A module in AngularJS can be thought of as regular packages in Java. It’s the container for the different parts of an application – controllers, services, filters, directives, etc. AngularJS can group together certain functionalities/Javascript under a single module.

  • A module can define it’s own controllers, services, filter, directives, etc which will be accessible throughout the module.
  • A module can depend on other modules.
  • A module can be used by AngularJS to bootstrap an application. By passing the module name to ng-app directive, we can tell AngularJS to load this module as the main entry point for the application.

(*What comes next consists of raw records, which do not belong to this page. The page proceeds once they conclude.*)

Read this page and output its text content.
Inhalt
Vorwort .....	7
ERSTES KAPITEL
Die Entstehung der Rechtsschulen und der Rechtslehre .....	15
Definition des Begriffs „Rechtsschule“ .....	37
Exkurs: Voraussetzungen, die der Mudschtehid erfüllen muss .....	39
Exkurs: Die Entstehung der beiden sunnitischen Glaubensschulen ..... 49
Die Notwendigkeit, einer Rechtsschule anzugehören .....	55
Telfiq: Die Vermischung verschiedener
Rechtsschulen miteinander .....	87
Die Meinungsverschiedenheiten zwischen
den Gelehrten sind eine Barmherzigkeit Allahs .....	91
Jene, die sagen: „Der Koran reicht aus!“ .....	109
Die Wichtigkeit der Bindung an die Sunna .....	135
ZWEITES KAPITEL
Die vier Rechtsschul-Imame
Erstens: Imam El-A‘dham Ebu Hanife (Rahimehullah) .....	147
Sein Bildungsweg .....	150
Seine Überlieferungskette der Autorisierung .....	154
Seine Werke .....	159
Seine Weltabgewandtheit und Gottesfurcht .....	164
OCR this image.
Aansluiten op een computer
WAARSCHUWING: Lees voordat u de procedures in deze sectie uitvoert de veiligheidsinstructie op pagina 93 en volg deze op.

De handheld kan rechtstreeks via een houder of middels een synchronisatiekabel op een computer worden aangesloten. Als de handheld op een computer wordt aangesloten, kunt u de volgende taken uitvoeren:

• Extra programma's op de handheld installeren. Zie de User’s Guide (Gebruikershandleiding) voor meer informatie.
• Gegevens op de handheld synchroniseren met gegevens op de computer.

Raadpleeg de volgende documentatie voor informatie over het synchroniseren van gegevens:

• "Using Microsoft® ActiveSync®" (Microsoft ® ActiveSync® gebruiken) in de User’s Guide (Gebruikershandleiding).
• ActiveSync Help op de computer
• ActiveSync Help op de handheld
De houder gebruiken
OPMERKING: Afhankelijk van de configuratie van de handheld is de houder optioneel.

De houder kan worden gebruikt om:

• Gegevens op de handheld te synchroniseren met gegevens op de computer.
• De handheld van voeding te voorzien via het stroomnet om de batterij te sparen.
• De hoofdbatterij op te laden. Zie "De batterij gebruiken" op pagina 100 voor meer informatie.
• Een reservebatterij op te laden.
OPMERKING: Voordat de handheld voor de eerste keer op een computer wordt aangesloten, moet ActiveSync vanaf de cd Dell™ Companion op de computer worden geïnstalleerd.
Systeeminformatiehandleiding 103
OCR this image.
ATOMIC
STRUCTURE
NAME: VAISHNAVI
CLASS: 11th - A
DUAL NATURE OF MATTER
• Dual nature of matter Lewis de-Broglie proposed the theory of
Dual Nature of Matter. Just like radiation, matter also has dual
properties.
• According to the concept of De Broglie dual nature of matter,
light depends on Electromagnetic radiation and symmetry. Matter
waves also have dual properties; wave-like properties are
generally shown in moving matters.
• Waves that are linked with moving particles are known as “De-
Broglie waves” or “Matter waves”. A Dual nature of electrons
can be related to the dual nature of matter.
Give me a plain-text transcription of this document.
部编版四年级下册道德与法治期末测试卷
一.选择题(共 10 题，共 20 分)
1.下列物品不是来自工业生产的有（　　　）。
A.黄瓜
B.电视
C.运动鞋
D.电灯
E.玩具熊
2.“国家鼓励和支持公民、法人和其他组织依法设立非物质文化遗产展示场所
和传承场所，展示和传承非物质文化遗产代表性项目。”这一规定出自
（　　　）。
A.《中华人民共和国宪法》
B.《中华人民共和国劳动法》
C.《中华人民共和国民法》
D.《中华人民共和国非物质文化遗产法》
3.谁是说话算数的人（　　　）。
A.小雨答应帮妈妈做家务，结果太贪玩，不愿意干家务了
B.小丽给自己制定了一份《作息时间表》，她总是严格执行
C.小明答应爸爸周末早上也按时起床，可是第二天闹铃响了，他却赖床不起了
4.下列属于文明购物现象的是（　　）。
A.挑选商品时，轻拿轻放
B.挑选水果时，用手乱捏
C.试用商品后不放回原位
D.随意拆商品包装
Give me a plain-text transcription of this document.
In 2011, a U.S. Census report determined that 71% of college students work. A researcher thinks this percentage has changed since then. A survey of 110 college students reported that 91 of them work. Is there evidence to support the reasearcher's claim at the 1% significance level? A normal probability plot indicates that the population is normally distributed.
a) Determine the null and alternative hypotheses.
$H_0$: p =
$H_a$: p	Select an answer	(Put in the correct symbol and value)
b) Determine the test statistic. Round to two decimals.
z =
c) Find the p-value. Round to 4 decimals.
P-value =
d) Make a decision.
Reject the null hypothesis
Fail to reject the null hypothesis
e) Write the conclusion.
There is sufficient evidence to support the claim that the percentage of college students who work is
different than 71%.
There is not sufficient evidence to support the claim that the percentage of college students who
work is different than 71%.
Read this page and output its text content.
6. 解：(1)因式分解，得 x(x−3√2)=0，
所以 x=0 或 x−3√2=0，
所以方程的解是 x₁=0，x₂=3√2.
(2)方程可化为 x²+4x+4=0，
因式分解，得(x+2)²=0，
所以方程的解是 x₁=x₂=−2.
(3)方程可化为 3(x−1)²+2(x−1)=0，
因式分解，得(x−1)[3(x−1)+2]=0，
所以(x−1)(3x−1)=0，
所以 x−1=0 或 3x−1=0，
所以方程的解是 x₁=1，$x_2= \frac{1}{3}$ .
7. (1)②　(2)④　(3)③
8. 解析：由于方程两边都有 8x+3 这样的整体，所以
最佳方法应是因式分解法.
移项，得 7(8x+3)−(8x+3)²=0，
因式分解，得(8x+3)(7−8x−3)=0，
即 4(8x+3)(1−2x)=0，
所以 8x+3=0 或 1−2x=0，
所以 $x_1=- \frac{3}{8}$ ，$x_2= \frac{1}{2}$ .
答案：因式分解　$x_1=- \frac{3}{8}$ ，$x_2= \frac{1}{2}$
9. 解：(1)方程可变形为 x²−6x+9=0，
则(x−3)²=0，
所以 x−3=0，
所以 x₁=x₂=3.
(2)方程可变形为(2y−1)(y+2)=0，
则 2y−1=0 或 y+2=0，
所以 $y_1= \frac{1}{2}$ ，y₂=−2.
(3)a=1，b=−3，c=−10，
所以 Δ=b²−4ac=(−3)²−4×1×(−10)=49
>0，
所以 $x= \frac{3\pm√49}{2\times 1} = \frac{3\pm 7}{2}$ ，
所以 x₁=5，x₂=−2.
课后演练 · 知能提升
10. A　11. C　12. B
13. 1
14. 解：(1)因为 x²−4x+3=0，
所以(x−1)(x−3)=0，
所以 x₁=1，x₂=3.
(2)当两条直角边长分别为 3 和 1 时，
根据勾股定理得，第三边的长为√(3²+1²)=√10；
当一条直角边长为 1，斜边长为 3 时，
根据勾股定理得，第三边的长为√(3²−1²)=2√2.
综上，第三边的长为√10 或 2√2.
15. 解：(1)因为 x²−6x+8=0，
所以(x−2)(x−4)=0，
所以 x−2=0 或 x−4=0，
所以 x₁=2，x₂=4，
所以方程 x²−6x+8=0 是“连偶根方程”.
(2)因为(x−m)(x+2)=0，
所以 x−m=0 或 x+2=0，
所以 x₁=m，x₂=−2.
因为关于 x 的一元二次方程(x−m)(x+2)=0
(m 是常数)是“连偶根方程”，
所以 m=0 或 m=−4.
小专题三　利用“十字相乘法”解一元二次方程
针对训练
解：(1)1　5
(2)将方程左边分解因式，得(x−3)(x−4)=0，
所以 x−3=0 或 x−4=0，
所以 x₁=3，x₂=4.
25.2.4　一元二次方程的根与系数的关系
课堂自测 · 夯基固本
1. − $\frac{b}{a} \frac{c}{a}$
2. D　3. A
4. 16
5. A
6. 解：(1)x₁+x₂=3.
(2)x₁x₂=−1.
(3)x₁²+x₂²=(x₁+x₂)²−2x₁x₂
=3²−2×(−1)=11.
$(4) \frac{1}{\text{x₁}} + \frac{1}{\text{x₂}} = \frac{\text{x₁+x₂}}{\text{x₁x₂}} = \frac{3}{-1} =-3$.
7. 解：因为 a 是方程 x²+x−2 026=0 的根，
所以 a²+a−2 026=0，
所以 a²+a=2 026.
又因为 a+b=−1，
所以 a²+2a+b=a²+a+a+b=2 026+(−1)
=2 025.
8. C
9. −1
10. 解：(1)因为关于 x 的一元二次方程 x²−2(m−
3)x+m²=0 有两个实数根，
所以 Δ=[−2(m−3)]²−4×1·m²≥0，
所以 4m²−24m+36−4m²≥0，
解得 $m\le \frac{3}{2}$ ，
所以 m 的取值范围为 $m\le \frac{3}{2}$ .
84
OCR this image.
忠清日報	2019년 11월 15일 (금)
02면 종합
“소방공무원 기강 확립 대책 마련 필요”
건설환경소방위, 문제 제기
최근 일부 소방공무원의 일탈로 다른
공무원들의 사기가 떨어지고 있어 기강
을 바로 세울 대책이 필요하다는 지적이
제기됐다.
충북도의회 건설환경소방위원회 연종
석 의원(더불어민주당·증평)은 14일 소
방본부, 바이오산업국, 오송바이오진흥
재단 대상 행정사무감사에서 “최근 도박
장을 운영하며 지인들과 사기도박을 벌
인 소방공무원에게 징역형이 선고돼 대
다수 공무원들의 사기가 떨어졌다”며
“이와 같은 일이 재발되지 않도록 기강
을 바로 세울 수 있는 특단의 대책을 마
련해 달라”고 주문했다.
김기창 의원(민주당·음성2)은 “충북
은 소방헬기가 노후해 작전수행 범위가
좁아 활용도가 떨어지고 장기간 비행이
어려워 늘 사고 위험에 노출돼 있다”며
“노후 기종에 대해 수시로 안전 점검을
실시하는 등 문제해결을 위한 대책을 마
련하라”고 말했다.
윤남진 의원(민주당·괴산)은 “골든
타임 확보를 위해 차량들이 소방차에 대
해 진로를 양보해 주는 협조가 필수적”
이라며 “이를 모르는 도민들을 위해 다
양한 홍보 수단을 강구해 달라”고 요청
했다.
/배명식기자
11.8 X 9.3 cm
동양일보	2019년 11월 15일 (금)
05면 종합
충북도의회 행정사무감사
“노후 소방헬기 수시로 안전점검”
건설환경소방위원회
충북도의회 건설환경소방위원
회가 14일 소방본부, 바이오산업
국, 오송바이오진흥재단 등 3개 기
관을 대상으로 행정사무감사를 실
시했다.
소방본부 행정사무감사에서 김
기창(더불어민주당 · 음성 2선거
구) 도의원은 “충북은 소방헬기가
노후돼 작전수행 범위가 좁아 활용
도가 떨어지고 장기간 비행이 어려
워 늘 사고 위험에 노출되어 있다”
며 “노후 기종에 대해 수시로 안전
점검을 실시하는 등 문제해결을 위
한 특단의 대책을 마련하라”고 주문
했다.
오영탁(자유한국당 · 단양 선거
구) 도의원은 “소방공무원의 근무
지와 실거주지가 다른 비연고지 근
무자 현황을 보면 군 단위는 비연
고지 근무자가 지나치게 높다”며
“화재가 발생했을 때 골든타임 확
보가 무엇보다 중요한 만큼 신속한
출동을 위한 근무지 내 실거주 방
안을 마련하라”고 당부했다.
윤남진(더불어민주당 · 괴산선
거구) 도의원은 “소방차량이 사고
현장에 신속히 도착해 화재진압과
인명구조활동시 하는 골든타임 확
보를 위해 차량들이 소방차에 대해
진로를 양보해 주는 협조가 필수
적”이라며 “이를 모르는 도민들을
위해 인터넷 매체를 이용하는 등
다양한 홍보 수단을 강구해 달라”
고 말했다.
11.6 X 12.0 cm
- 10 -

In angularJS, a module is defined or called using angular.module function.

Define a Module with no dependencies

angular.module('myapp', []);

The first argument is the module name, ‘myApp’. The second argument is an array of module names that this module depends on. Empty square brackets denotes that this module does not have any dependencies.

Define a Module with dependencies

Below snippet defines a module named myApp, which depends on two other modules: ui.bootstrap & ngResource:

angular.module('myapp', ['ui.bootstrap', 'ngResource']);

It means all the functionalities available in ‘ui.bootstrap’ & ‘ngResource’, will be accessible throughout module ‘myApp’.

Load an existing Module

If we just want to load an existing module defined elsewhere, call module function with only one parameter which is name of module.

angular.module('myApp');

Let’s take a simple example:

<html ng-app="myApp">
<head><title>Modle example</title></head>
<body>
 2 + 2 = {{2 + 2}}
<script src="https://ajax.googleapis.com/ajax/libs/angularjs/1.4.4/angular.js">
</script>
<script>
angular.module('myApp', []);
</script>
</body>
</html>

Above example defines a module. AngularJS then bootstraps the application using this module through the ng-app directive.

Till now, we have just created empty modules. There is nothing inside them. We will add functionality to them in next posts.